Part of my career was spent working on machine control, and what I saw really bothered me. Controls engineer Carl designs a control system. Programmer Paul then turns it into code that only vaguely resembles what Carl designed. Test engineer Tim then goes into the lab and changes numbers until it appears to him the machine is stable. But what Tim does is just guessing and/or experience regarding which numbers to change. There is ... no guiding principle. And in the mind of an extreme empiricist (as I would label them) that's OK. In his mind he followed a scientific method. He has a hypothesis that changing a number from 7.3 to 9.1 will make the machine stable. He tests it. The machine tests stable. ...
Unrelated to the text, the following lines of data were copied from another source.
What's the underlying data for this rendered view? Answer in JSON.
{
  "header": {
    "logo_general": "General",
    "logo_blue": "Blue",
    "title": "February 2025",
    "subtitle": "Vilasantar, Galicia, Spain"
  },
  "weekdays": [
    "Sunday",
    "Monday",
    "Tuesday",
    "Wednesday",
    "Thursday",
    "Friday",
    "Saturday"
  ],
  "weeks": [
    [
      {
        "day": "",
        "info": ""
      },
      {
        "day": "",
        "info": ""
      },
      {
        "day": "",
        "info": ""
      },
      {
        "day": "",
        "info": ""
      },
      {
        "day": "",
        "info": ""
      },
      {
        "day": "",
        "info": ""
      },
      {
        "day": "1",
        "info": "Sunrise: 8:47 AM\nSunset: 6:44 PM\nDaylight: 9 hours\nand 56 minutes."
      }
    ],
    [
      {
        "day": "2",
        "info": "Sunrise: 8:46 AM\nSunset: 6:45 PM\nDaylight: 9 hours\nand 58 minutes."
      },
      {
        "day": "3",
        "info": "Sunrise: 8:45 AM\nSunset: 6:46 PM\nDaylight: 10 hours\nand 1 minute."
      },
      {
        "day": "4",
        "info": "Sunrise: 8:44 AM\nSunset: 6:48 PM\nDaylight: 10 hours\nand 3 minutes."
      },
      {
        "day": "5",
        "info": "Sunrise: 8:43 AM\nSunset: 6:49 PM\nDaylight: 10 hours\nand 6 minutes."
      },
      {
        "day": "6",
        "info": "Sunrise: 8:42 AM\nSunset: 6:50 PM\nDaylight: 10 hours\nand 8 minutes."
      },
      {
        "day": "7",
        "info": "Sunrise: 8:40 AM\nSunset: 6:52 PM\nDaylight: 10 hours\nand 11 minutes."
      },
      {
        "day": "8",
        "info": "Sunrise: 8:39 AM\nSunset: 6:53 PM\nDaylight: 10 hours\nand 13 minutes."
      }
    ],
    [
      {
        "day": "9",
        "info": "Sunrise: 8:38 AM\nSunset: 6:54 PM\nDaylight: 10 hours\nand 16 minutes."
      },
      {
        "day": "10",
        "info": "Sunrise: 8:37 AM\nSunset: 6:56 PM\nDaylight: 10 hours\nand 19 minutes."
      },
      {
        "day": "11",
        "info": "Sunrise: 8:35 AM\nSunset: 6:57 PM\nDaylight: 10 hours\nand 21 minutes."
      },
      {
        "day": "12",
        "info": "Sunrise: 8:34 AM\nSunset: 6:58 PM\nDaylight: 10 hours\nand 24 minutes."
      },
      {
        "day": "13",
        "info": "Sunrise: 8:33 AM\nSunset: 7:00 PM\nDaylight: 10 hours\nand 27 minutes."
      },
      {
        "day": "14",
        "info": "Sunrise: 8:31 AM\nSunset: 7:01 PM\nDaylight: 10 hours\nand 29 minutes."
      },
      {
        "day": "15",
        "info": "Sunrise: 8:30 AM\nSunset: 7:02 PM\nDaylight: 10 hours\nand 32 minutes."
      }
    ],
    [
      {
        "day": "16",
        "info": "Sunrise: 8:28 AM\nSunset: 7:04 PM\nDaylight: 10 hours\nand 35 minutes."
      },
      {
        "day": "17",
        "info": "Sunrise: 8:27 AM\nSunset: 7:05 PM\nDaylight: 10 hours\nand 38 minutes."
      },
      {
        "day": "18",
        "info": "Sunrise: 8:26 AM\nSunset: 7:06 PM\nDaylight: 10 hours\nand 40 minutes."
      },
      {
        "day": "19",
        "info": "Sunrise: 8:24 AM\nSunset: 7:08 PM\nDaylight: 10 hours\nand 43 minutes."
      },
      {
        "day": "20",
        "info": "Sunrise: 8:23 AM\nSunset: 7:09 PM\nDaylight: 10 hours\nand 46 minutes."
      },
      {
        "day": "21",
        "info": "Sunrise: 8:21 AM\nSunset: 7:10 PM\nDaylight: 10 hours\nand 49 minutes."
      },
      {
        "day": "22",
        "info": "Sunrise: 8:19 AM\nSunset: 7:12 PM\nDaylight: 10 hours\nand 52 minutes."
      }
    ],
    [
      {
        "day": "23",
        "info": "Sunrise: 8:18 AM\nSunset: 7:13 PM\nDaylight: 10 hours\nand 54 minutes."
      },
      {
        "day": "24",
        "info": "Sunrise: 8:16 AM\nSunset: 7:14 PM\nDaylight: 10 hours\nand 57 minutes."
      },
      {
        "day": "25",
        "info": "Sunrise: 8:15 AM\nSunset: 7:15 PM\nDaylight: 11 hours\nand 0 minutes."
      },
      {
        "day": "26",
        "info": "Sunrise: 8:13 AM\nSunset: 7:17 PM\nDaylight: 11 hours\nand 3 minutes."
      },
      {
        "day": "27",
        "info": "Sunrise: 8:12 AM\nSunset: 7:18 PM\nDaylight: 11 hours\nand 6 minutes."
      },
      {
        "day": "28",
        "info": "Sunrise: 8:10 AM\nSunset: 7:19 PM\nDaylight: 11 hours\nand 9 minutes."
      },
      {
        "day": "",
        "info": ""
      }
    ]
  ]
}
The examples in the engineering works and in disease control are not closely analogous to the origins of life. Moreover the three engineers have had small tasks delegated. I agree you should be "bothered" about the risk of loss of the big picture, between them.

In regard to new hypotheses about intermittent acceleration in mutations and exterminatory catastrophes, we indeed haven't been using the uniformitarian "crystal voltage detector". But this isn't reflected in disease control.

Fascinatingly, one thing all three areas have in common, in different ways, is the crystalline!